MicroRNA regulation of T-cell differentiation and function

Abstract

MicroRNAs (miRNAs) are emerging as key controllers of T-cell differentiation and function. Their expression is dynamically regulated by extracellular signals such as costimulation and cytokine signals. miRNAs set thresholds for gene expression and optimize protein concentrations of genetic networks. Absence of individual miRNAs can lead to severe immune dysfunction. In this study, we review emerging principles and provide examples of important functions exerted by miRNAs. Although our understanding of miRNA function in T-cell differentiation is still rudimentary, the available evidence leaves no doubt that these small post-transcriptional regulators are indispensable for proper functioning of the immune system.

Fig. 1. DGCR8-deficient Tregs lose FoxP3 and turn into IFN-γ-producing miRNA-deficient exFoxP3 cells

Tregs from FoxP3-GFP-hCre.R26YFP.DGCR8wt/lox (HET) and FoxP3-GFP-hCre.R26YFP.DGCR8lox/lox (KO) mice were used to investigate the contribution of miRNAs to Treg lineage identity. Flow cytometry purified CD4⁺CD8⁻YFP⁺ lymphocytes were cultured with anti-CD3 and anti-CD28 beads and 2000U IL-2/ml (Treg expansion conditions). (A) Intracellular FoxP3 staining of purified YFP⁺ cells at d0 and d5 and YFP purity 5 days after culture. (B) On day 8, CD4⁺CD8⁻YFP⁺ lymphocytes were resorted and then restimulated for 2h with PMA/ionomycin in the presence of monensin. Representative FACS plots of intracellular FoxP3 and IFN-γ staining. CD4⁺YFP⁻ Tconv cells are shown as a comparison for CD4⁺YFP⁺ cells. Representative data from at least 2 experiments.

Fig. 2. Alternative polyadenylation regulates miRNA-mediated gene repression

Schematic representation of a model gene with constant transcription (arrow) of a coding sequence and its 3′ untranslated region (3′UTR). (A) During steady-state condition the interaction of a given miRNA with the 3′UTR of the target gene results in a defined protein output. (B) Induction of the miRNA leads to stronger repression of the gene leading to decreased protein output. (C) Shortening of the 3′UTR through alternative polyadenylation leads to avoidance of miRNA regulation despite the continued presence of the miRNA. Protein output increases as a result.

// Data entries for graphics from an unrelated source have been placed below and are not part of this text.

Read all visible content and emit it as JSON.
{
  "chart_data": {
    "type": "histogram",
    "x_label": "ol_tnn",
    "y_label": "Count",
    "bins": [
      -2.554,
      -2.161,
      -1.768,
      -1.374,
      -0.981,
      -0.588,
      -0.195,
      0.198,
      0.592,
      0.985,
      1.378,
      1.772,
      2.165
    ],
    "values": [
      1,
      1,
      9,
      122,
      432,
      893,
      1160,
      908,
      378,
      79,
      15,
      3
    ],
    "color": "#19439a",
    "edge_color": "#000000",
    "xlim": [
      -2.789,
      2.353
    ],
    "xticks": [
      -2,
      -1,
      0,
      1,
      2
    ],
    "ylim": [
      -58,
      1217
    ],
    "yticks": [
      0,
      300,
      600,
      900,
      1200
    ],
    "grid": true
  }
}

Fig. 3. Interplay of miRNA expression and 3′UTR usage shapes genetic networks

Schematic representation of an extracellular cue (e.g. cytokine) on a T cell and its consequence on the genetic network. (A) A cytokine induces a network of genes A–M. (B) miRNA expression allows to shape the gene expression program induced by the cytokine. (C) The interplay of miRNA expression and alternative polyadenylation (APA) provides a cell additional flexibility to respond to the cytokine.

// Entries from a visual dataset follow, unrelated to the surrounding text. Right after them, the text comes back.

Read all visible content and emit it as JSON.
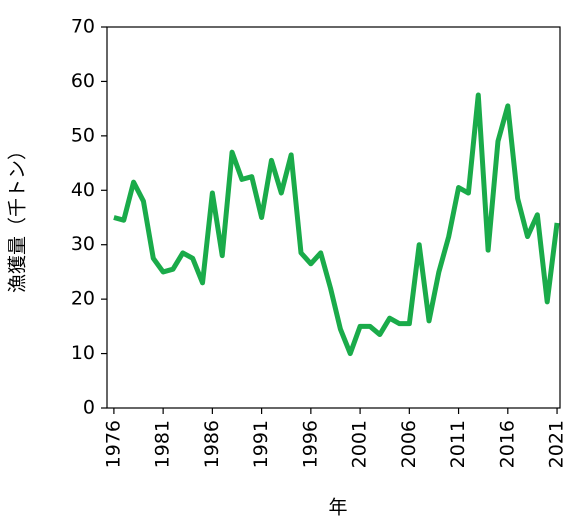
{
  "chart_data": {
    "type": "line",
    "x_label": "年",
    "y_label": "漁獲量（千トン）",
    "x": [
      1976,
      1977,
      1978,
      1979,
      1980,
      1981,
      1982,
      1983,
      1984,
      1985,
      1986,
      1987,
      1988,
      1989,
      1990,
      1991,
      1992,
      1993,
      1994,
      1995,
      1996,
      1997,
      1998,
      1999,
      2000,
      2001,
      2002,
      2003,
      2004,
      2005,
      2006,
      2007,
      2008,
      2009,
      2010,
      2011,
      2012,
      2013,
      2014,
      2015,
      2016,
      2017,
      2018,
      2019,
      2020,
      2021
    ],
    "series": [
      {
        "color": "#1aab4a",
        "values": [
          35,
          34.5,
          41.5,
          38,
          27.5,
          25,
          25.5,
          28.5,
          27.5,
          23,
          39.5,
          28,
          47,
          42,
          42.5,
          35,
          45.5,
          39.5,
          46.5,
          28.5,
          26.5,
          28.5,
          22,
          14.5,
          10,
          15,
          15,
          13.5,
          16.5,
          15.5,
          15.5,
          30,
          16,
          25,
          31.5,
          40.5,
          39.5,
          57.5,
          29,
          49,
          55.5,
          38.5,
          31.5,
          35.5,
          19.5,
          34
        ]
      }
    ],
    "xlim": [
      1975.3,
      2021.3
    ],
    "xticks": [
      1976,
      1981,
      1986,
      1991,
      1996,
      2001,
      2006,
      2011,
      2016,
      2021
    ],
    "ylim": [
      0,
      70
    ],
    "yticks": [
      0,
      10,
      20,
      30,
      40,
      50,
      60,
      70
    ]
  }
}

Fig. 4. miRNAs repress stochastic gene expression by setting a threshold

miRNAs can set genetic thresholds. (A) Random interaction of a cytokine with its receptor results in a subthreshold integrated response, which does not pass the threshold and therefore the cell does not react. (B) Continued or stronger cytokine signals amplify the integrated response which leads to an output once the threshold is passed. (C) In the absence of miRNA regulation, there is no threshold and therefore random cytokine signals lead to a cellular response. (D) In the absence of a miRNA the cell responds to continued or stronger cytokine signals. The response can be the same or intensified.

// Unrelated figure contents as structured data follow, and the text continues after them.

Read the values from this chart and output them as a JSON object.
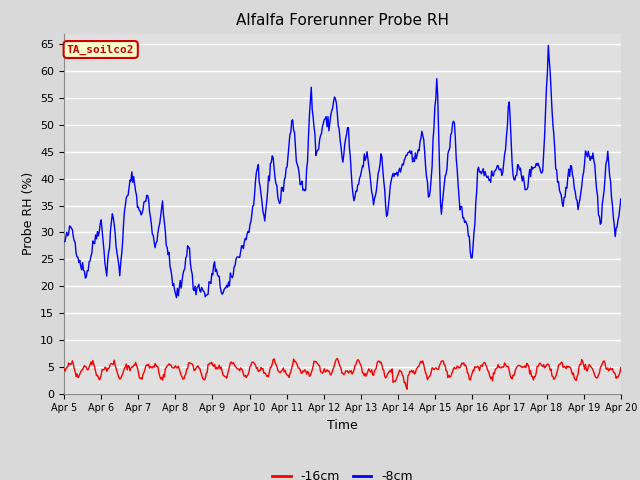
{
  "title": "Alfalfa Forerunner Probe RH",
  "ylabel": "Probe RH (%)",
  "xlabel": "Time",
  "ylim": [
    0,
    67
  ],
  "yticks": [
    0,
    5,
    10,
    15,
    20,
    25,
    30,
    35,
    40,
    45,
    50,
    55,
    60,
    65
  ],
  "background_color": "#d9d9d9",
  "plot_bg_color": "#e0e0e0",
  "grid_color": "#ffffff",
  "annotation_text": "TA_soilco2",
  "annotation_bg": "#ffffcc",
  "annotation_border": "#cc0000",
  "legend_entries": [
    "-16cm",
    "-8cm"
  ],
  "legend_colors": [
    "#ff0000",
    "#0000ff"
  ],
  "red_line_color": "#ff0000",
  "blue_line_color": "#0000ff",
  "title_fontsize": 11,
  "axis_label_fontsize": 9,
  "tick_fontsize": 8,
  "x_start": 5,
  "x_end": 20,
  "xtick_labels": [
    "Apr 5",
    "Apr 6",
    "Apr 7",
    "Apr 8",
    "Apr 9",
    "Apr 10",
    "Apr 11",
    "Apr 12",
    "Apr 13",
    "Apr 14",
    "Apr 15",
    "Apr 16",
    "Apr 17",
    "Apr 18",
    "Apr 19",
    "Apr 20"
  ],
  "xtick_positions": [
    5,
    6,
    7,
    8,
    9,
    10,
    11,
    12,
    13,
    14,
    15,
    16,
    17,
    18,
    19,
    20
  ],
  "blue_control_x": [
    5.0,
    5.2,
    5.4,
    5.6,
    5.8,
    6.0,
    6.15,
    6.3,
    6.5,
    6.65,
    6.85,
    7.05,
    7.25,
    7.45,
    7.65,
    7.8,
    8.0,
    8.15,
    8.35,
    8.5,
    8.65,
    8.85,
    9.05,
    9.25,
    9.45,
    9.65,
    9.85,
    10.05,
    10.2,
    10.4,
    10.6,
    10.8,
    11.0,
    11.15,
    11.3,
    11.5,
    11.65,
    11.8,
    12.0,
    12.15,
    12.3,
    12.5,
    12.65,
    12.8,
    13.0,
    13.15,
    13.35,
    13.55,
    13.7,
    13.85,
    14.05,
    14.25,
    14.45,
    14.65,
    14.85,
    15.05,
    15.15,
    15.3,
    15.5,
    15.65,
    15.8,
    16.0,
    16.15,
    16.35,
    16.5,
    16.65,
    16.85,
    17.0,
    17.1,
    17.25,
    17.45,
    17.6,
    17.75,
    17.9,
    18.05,
    18.25,
    18.45,
    18.65,
    18.85,
    19.05,
    19.25,
    19.45,
    19.65,
    19.85,
    20.0
  ],
  "blue_control_y": [
    28,
    31,
    25,
    22,
    28,
    32,
    22,
    34,
    22,
    35,
    41,
    33,
    37,
    27,
    35,
    26,
    18,
    20,
    28,
    19,
    20,
    18,
    24,
    19,
    20,
    25,
    28,
    32,
    42,
    32,
    45,
    35,
    42,
    52,
    41,
    37,
    57,
    44,
    51,
    50,
    56,
    43,
    50,
    35,
    41,
    45,
    35,
    45,
    33,
    41,
    41,
    45,
    43,
    49,
    35,
    60,
    33,
    42,
    51,
    35,
    33,
    25,
    42,
    41,
    40,
    42,
    42,
    54,
    40,
    42,
    38,
    42,
    43,
    41,
    65,
    42,
    35,
    43,
    34,
    44,
    45,
    31,
    45,
    29,
    36
  ],
  "red_amplitude1": 1.0,
  "red_amplitude2": 0.7,
  "red_freq1": 1.8,
  "red_freq2": 3.5,
  "red_base": 4.5
}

Fig. 5. Spatial sharpening of cells responding to a cytokine/chemokine gradient

A model how a miRNA-mediated threshold can spatially sharpen responsivness to a chemical gradient. (A) In the absence of a miRNA, all cells that receive a cytokine/chemokine signal respond with gene expression ‘A’. The strength of the response is dose-dependent and correlates with the cytokine/chemokine concentration in the gradient. (B) Presence of a miRNA reduces responsiveness of cells receiving very low signals. This leads to spatial sharpening of the responding cells (purple bar). Thus, although the cell will be exposed to the cytokine and expresses its receptor, it will not react to it. This potentially allows to ‘sharpen’ the functional consequences of a cytokine/chemokine gradient in a given microenvironment without altering the cytokine/chemokine gradient itself.